Rong Wei Neo - Bloomberg News
Bloomberg, Harga minyak mentah bergerak stabil setelah sebelumnya ditutup pada level tertinggi dalam hampir enam pekan. Kenaikan ini terjadi di tengah ancaman Presiden Amerika Serikat (AS) Donald Trump untuk menghukum India atas pembelian minyak Rusia, serta langkah pemerintahan AS yang memperketat sanksi terhadap pasokan dari Iran.
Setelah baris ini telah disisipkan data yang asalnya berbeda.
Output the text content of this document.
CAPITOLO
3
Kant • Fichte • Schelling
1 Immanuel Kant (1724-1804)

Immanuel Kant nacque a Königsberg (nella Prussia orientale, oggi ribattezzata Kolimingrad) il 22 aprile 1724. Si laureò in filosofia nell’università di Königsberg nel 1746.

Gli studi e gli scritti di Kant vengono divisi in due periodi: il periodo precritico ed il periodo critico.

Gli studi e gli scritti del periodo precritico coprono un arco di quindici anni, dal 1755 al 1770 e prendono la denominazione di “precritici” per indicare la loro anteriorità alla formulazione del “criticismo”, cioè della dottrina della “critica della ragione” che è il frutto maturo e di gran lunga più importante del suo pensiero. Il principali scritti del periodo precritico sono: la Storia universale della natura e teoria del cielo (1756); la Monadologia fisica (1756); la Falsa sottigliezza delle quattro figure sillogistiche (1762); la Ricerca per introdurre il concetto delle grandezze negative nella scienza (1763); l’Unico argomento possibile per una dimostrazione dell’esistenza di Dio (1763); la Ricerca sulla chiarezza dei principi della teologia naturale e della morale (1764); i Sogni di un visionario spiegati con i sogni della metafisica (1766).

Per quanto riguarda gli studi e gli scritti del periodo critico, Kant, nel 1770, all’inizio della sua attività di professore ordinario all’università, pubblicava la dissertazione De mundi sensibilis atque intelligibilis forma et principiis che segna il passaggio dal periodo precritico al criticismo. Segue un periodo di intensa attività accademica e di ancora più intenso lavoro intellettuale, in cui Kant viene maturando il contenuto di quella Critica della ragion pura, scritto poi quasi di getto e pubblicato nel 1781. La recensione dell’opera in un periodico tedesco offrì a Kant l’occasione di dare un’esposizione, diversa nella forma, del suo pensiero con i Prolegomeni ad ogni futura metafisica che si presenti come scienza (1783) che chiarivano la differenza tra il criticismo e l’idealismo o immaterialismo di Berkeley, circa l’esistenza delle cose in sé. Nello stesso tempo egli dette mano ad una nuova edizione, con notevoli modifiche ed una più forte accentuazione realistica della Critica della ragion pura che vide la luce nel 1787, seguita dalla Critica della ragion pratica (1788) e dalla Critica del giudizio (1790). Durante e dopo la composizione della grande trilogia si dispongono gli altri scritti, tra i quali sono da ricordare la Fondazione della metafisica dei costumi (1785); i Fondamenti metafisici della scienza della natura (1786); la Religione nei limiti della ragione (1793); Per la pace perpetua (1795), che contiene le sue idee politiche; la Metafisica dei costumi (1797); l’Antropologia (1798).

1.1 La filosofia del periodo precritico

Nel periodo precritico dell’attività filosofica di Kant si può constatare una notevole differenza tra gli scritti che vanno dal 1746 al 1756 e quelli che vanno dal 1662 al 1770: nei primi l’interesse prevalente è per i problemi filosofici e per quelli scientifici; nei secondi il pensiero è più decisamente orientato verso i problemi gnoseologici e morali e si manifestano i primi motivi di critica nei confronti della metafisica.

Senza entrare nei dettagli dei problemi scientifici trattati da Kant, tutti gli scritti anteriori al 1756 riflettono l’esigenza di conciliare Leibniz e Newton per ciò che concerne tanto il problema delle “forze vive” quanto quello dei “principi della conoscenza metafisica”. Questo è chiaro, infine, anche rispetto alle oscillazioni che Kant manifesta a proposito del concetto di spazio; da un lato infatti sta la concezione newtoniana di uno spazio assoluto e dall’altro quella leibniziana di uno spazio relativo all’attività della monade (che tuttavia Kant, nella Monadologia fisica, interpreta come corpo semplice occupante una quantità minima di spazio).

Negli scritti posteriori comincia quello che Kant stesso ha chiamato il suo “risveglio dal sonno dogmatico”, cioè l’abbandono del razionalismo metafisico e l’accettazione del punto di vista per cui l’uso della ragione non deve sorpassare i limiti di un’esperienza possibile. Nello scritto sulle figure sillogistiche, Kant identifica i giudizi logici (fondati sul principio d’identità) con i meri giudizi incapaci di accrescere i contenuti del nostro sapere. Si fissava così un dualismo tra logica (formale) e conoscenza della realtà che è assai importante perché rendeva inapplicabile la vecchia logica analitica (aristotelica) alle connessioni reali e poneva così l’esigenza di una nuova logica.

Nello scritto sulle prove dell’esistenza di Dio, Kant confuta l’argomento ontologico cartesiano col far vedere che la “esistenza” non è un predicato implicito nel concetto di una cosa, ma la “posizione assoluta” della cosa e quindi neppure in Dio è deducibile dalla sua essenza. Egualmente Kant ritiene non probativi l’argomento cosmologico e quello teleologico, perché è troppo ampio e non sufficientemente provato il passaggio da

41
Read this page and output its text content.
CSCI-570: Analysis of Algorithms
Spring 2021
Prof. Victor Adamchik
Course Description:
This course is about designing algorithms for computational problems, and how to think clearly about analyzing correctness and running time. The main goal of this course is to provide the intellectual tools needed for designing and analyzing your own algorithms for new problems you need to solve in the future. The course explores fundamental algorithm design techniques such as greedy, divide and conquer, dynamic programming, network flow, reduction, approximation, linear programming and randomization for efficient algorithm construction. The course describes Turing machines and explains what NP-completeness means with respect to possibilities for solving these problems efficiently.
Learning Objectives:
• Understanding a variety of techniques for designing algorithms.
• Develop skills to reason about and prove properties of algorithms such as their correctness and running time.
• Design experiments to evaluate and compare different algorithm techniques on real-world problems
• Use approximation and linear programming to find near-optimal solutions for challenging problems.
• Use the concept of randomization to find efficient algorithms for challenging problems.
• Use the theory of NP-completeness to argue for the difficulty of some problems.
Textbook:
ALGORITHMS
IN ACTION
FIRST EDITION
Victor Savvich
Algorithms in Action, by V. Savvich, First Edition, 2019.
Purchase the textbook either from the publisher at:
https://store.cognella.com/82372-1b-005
Minyak mentah West Texas Intermediate (WTI) diperdagangkan di atas level US$70 per barel setelah mencatat lonjakan lebih dari 7% sepanjang pekan ini. Sementara itu, Brent ditutup mendekati US$73 pada Rabu (30/7). Trump menyatakan akan mengenakan tarif atas ekspor India serta hukuman atas pembelian energi negara tersebut dari Rusia. Namun, ia kemudian menambahkan bahwa kedua negara masih dalam tahap negosiasi.
Di sisi lain, AS memberlakukan sanksi paling luas terkait Iran dalam tujuh tahun terakhir. Kebijakan terhadap Teheran dan India ini memicu kekhawatiran akan pengetatan pasokan minyak global dan dampaknya terhadap produk turunan seperti solar. Sejauh ini, harga minyak berada di jalur kenaikan bulanan terbesar sejak September 2023.
Pasar kini mencermati tenggat waktu 1 Agustus yang ditetapkan AS untuk menyelesaikan sejumlah perjanjian dagang tambahan. Trump juga mengumumkan tarif baru sebesar 15% terhadap barang-barang asal Korea Selatan. Sementara itu, OPEC+ dijadwalkan menggelar pertemuan akhir pekan ini untuk menentukan kebijakan pasokan pada bulan September, dengan sebagian besar analis memperkirakan adanya kenaikan produksi yang signifikan.